Now let’s see what Black’s winning opening moves are:
## tibble [20,058 × 4] (S3: tbl_df/tbl/data.frame)
## $ winner : chr [1:20058] "White" "Black" "White" "White" ...
## $ turns : num [1:20058] 13 16 61 61 95 5 33 9 66 119 ...
## $ rating_difference: num [1:20058] 309 61 -4 -15 54 248 97 -695 47 172 ...
## $ time_increment : chr [1:20058] "15+2" "5+10" "5+10" "20+0" ...
## turns rating_difference
## turns 1.00000000 -0.03578093
## rating_difference -0.03578093 1.00000000
The correlation shows that each variable is perfectly correlated with itself. For example, White’s ratings have a linear relationship with Black’s ratings among different players.

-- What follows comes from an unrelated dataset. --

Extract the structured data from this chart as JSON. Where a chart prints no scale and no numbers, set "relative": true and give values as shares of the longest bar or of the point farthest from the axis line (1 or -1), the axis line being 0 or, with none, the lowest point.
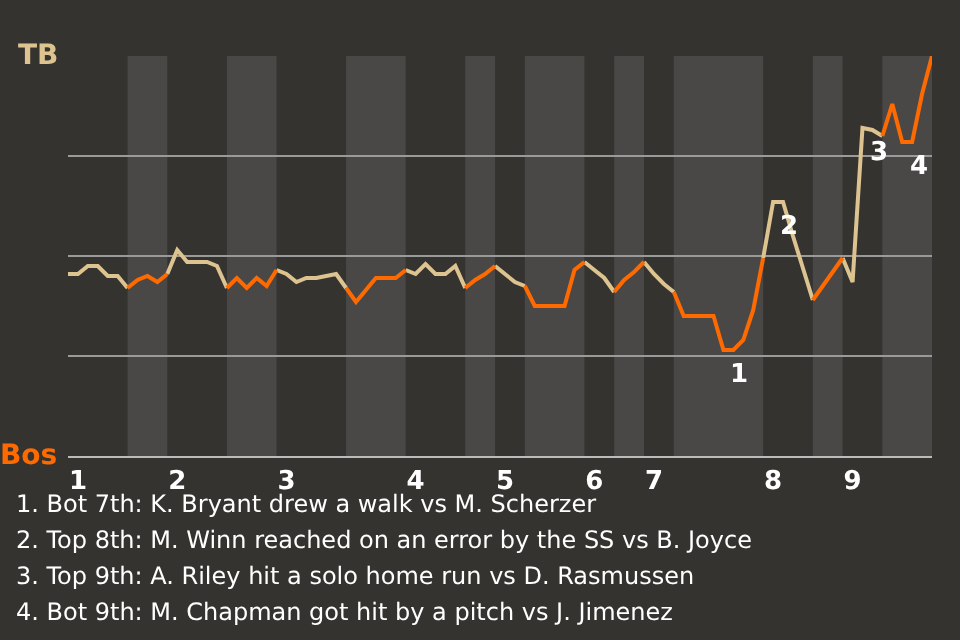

Alongside, the correlation between players’ turns and rating differences are basically nonexistent, meaning that the players’ ratings has nothing to do with the amount of turns they make in a game.
## # weights: 12 (6 variable)
## initial value 4406.533890
## iter 10 value 3060.133711
## iter 20 value 3058.247057
## final value 3058.243818
## converged
| y.level | term | estimate | std.error | statistic | p.value |
|---|---|---|---|---|---|
| Black | (Intercept) | -0.2311 | 0.0738 | -3.1328 | 0.0017 |
| Black | rating_difference | -0.0039 | 0.0002 | -21.2244 | 0.0000 |
| Black | turns | 0.0024 | 0.0011 | 2.2891 | 0.0221 |
| Draw | (Intercept) | -3.6949 | 0.1749 | -21.1245 | 0.0000 |
| Draw | rating_difference | -0.0017 | 0.0004 | -4.4089 | 0.0000 |
| Draw | turns | 0.0206 | 0.0019 | 10.8097 | 0.0000 |
For each winning variable in this output, we have the following: 1. Black’s p-value of ~0.0221 for turns and p-value of ~0.0 for rating_difference, this means that there is not a significant prediction for turns but there is with rating differences. 2. Both of Draw’s p-values are ~0.0, meaning they both have significant predictions in the outcome of the game.
##
## White Black Draw
## White 1457 544 3
## Black 744 1062 1
## Draw 105 93 2
## [1] 62.85216
The accuracy of the training model is 62.85%
##
## White Black Draw
## Black 3030 4262 8
## Draw 375 363 12
## White 5715 2280 2
## [1] 62.2484
The accuracy of the testing model is 62.25%
In conclusion of this regression model confirms that by either playing chess as White or Black does not have a linear relationship with each other. Do not let this discourage you from playing a game of chess, as the outcome is entirely dependent on who you are playing against, not who you’re playing as.
But let’s see if a different machine learning model says the same. The next model to predict the outcome of the game is the Support Vector Classification Model.
So you could understand the SVR results better, I have assigned the winner column as the following three classes: 0 (draw), 1 (White wins), and 2 (Black wins).
##
## Call:
## svm(formula = winner_numeric ~ rating_difference + turns, data = m2_train,
## type = "C-classification", kernel = "radial", cost = 1, )
##
##
## Parameters:
## SVM-Type: C-classification
## SVM-Kernel: radial
## cost: 1
##
## Number of Support Vectors: 3305
##
## ( 1574 1531 200 )
##
##
## Number of Classes: 3
##
## Levels:
## 0 1 2
## Confusion Matrix:
##
## 0 1 2
## 0 0 385 365
## 1 0 5867 2130
## 2 0 3189 4111
##
## Accuracy: 0.6217985
The confusion matrix summarizes the model’s predictions versus the actual outcomes for the test set: 1. Rows represent actual classes. 2. Columns represent predicted classes.
True Positives (diagonal):
Class 0: None of the actual draws (0) were predicted correctly. Class 1: 5867 instances were correctly classified as 1 (White wins). Class 2: 4111 instances were correctly classified as 2 (Black wins).
The SV model has an accuracy of ~62.18%, meaning that only ~62% of the model was predicted correctly.
In conclusion of this Chess Exploratory Analysis: 1. The Support Vector model confirms that White has a statistical advantage, likely due White having the first move 2. The Support Vector Model also reveals that Black has a strong chance of winning, but success is harder to predict based on the available features. 3. Both regression and classification models have an accuracy of ~62%, meaning there is 40% of the data unaccounted for that could help predict the game outcome.